Science and Policy in the International Framing och the Climate Change Issue; Vetenskap och politik i den internationella inramningen av klimatförändringarna

by Emma Larsson

Institution: Linköping University
Year: 2004
Keywords: Interdisciplinary studies; IPCC; FCCC; problem framing; science; policy; TVÄRVETENSKAP; Social Sciences; Other Social Sciences; Social Sciences Interdisciplinary; Samhällsvetenskap; Annan samhällsvetenskap; Tvärvetenskapliga studier; INTERDISCIPLINARY RESEARCH AREAS; TVÄRVETENSKAPLIGA FORSKNINGSOMRÅDEN; Miljövetarprogrammet (D-uppsats); Master of Science Thesis, Environmental Science Programme; samhälle/juridik; samhälle/juridik
Record ID: 1332818
Full text PDF: http://urn.kb.se/resolve?urn=urn:nbn:se:liu:diva-2527


The IPCCand the FCCC are both central institutions in the international handling of the climate change issue.
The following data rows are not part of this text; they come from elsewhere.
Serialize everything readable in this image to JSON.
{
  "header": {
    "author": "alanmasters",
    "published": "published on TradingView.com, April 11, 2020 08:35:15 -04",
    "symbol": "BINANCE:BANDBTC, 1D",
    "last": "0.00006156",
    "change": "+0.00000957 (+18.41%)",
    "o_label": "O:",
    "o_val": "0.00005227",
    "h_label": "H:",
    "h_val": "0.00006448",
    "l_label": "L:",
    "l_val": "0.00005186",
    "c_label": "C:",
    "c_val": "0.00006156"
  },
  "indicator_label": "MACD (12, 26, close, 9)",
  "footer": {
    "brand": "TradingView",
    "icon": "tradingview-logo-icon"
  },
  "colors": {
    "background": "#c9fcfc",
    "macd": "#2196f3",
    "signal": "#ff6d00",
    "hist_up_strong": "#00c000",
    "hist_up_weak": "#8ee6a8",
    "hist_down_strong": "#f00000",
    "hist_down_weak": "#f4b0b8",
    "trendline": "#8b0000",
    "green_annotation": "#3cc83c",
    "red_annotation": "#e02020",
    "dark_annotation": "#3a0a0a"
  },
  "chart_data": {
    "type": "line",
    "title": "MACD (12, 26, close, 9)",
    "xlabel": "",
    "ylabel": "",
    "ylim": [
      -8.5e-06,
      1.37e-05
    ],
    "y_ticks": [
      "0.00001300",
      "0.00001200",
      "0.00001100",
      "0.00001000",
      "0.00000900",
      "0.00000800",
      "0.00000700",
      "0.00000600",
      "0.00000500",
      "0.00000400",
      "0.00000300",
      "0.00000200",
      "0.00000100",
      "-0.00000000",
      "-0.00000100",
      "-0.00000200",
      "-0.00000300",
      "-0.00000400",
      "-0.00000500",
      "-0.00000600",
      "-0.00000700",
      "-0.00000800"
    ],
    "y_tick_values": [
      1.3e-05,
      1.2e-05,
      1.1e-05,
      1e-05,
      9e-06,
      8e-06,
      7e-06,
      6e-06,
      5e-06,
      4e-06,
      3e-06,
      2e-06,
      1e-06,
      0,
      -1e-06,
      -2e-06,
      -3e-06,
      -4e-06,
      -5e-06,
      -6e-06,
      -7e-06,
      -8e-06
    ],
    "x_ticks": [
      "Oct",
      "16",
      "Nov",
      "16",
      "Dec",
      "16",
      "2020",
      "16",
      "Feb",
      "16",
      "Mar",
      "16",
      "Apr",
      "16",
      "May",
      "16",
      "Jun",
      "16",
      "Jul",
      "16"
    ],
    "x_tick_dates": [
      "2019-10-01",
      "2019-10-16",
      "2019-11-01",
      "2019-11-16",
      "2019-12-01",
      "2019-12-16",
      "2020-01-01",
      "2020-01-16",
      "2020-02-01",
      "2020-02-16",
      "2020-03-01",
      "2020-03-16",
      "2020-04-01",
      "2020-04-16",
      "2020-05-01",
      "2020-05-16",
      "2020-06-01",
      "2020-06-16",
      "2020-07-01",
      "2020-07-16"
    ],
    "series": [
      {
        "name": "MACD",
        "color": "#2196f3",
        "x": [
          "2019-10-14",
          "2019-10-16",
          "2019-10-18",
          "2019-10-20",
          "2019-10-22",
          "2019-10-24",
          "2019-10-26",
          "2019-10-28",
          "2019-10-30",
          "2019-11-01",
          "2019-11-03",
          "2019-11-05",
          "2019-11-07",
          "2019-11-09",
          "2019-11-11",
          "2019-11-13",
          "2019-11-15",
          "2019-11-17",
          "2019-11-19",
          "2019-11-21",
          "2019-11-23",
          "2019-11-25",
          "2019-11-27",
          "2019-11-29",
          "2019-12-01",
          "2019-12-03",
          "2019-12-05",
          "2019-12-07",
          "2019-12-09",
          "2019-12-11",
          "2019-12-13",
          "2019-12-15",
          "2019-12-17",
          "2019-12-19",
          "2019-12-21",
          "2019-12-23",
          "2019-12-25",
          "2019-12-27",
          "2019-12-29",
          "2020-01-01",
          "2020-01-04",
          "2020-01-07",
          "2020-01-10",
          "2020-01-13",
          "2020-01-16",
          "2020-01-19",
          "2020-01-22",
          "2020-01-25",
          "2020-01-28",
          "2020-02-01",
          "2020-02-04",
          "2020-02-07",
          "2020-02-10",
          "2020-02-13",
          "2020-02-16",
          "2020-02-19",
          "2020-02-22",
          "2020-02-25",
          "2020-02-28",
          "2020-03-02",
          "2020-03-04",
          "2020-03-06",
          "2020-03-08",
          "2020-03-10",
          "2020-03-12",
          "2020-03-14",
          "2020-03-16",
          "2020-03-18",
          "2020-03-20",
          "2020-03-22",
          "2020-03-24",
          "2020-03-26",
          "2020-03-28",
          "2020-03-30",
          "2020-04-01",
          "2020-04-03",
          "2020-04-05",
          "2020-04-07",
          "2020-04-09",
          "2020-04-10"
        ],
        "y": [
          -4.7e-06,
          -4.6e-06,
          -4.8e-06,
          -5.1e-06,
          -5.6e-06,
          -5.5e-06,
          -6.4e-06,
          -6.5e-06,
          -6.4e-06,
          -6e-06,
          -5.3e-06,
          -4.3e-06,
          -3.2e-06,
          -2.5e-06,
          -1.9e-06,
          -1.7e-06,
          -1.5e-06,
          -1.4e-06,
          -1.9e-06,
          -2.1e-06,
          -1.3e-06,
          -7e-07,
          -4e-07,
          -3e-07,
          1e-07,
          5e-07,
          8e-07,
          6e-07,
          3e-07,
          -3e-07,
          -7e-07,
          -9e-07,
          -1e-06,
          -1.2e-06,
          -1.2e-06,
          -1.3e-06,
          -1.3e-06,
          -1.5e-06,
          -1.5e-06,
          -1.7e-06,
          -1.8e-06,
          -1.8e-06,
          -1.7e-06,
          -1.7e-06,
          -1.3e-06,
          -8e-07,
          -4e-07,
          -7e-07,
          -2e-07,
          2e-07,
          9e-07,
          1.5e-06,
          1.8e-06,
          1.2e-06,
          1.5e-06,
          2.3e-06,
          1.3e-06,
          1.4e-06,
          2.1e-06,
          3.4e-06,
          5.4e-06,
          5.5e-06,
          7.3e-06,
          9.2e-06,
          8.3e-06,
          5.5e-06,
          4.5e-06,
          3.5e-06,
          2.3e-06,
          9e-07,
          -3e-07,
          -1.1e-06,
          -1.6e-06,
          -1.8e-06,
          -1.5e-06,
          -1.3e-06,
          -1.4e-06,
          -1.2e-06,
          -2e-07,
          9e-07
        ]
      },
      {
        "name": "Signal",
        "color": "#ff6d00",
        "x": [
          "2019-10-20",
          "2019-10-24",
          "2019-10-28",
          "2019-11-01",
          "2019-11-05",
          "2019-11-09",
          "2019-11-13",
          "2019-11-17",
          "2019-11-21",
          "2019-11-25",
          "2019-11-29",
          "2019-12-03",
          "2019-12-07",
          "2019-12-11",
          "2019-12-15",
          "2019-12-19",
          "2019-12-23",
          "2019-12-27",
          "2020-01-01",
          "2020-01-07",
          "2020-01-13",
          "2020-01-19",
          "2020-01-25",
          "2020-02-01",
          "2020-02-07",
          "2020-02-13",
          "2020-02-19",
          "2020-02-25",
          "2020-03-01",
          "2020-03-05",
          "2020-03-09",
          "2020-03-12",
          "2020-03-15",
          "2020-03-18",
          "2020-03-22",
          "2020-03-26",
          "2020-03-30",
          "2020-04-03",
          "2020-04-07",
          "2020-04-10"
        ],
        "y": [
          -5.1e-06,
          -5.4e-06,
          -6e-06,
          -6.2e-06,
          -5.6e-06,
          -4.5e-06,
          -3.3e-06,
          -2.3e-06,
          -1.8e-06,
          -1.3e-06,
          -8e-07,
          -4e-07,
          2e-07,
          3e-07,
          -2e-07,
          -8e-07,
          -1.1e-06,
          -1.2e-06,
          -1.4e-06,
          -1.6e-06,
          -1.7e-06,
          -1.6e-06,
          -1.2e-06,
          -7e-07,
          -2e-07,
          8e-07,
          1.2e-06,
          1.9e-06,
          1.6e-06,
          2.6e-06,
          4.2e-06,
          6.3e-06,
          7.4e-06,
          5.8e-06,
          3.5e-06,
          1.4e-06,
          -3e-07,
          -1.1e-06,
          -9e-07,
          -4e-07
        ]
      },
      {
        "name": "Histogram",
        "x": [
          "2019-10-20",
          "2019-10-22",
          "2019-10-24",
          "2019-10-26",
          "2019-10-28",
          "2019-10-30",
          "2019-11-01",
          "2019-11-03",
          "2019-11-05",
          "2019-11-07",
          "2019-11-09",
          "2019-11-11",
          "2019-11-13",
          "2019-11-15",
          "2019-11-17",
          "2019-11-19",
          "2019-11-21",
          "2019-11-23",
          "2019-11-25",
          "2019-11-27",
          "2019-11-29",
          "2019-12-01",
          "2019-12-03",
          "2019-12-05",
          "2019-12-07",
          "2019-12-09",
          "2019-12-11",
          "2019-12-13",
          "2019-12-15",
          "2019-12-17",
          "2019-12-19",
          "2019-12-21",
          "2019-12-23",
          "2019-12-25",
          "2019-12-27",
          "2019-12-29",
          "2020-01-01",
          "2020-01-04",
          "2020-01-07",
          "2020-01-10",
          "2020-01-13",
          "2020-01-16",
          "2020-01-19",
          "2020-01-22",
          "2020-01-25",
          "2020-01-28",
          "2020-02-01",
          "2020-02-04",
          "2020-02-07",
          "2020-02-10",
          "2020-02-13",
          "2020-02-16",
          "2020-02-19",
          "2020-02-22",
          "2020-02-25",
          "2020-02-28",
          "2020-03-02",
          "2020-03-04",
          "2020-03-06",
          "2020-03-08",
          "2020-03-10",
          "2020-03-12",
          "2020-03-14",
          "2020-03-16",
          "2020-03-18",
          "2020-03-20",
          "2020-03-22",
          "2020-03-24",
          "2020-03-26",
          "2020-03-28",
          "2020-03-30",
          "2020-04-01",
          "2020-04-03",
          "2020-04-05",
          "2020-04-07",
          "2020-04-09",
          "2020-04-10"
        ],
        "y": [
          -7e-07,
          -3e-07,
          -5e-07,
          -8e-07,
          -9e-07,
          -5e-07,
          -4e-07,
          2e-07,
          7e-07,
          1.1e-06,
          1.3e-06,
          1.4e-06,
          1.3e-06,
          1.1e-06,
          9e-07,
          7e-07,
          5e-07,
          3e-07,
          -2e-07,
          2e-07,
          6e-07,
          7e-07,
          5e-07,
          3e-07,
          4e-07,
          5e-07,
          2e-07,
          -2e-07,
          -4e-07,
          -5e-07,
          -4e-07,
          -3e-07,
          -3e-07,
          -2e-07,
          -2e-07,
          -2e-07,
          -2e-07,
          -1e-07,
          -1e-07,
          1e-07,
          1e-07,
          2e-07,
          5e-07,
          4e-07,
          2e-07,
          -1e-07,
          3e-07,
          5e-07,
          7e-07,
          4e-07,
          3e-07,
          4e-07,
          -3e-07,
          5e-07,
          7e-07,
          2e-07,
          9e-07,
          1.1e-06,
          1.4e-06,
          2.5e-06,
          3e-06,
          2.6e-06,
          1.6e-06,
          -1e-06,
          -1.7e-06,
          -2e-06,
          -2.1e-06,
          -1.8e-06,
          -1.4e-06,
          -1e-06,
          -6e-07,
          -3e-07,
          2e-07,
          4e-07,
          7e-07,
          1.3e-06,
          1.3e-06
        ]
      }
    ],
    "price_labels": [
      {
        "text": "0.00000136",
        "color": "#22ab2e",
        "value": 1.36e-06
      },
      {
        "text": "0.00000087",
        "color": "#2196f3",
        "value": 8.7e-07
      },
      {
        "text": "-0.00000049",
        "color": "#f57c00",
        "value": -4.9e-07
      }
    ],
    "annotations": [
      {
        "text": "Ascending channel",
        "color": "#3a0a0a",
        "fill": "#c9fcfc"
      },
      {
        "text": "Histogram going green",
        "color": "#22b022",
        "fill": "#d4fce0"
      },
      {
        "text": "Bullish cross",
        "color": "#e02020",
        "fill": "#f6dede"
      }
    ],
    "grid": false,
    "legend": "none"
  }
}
How these institutions frame and define the climate change issue is decisive for the action taken in response. The aim of this thesis was to analyze and describe how the climate change problem is framed and defined within the FCCC and the IPCC. Furthermore, the aim was also to examine if there are any differences between the IPCC’s and the FCCC’s framings and definitions of the climate change problem, and if so, what those differences consist of. The analysis was based on a line of documents from the IPCC and the FCCC, which were analyzed through a qualitative textual analysis. The results of the analysis indicate that there are both similarities and dissimilarities between the institutions. The definitions of the term climate change differ in the sense that the FCCC only regards human-induced changes in climate, as climate change. The IPCC, on the other hand, includes both natural variability and human-induced changes in its definition of climate change. In the practical usage the definitions are similar, and the results indicate that the IPCC in practice has adopted the FCCC’s definition and only focuses on anthropogenic climate change. The climate change issue is by both of the institutions perceived as a greenhouse gas question, and the consequences are described as very extensive and serious. The FCCC gives advantages to mitigative responses in relation to adaptive, and also the IPCC describes mitigative responses as advantageous. Finally, the study indicates that there is a linking between the scientific and political spheres, which is extended by the fact that the FCCC’s definition of climate change creates a demand for scientific input in the decision-making process. The science and policy relationship builds upon mutual expectations of what the respective spheres can contribute with in terms of useful knowledge and policy-relevant questions.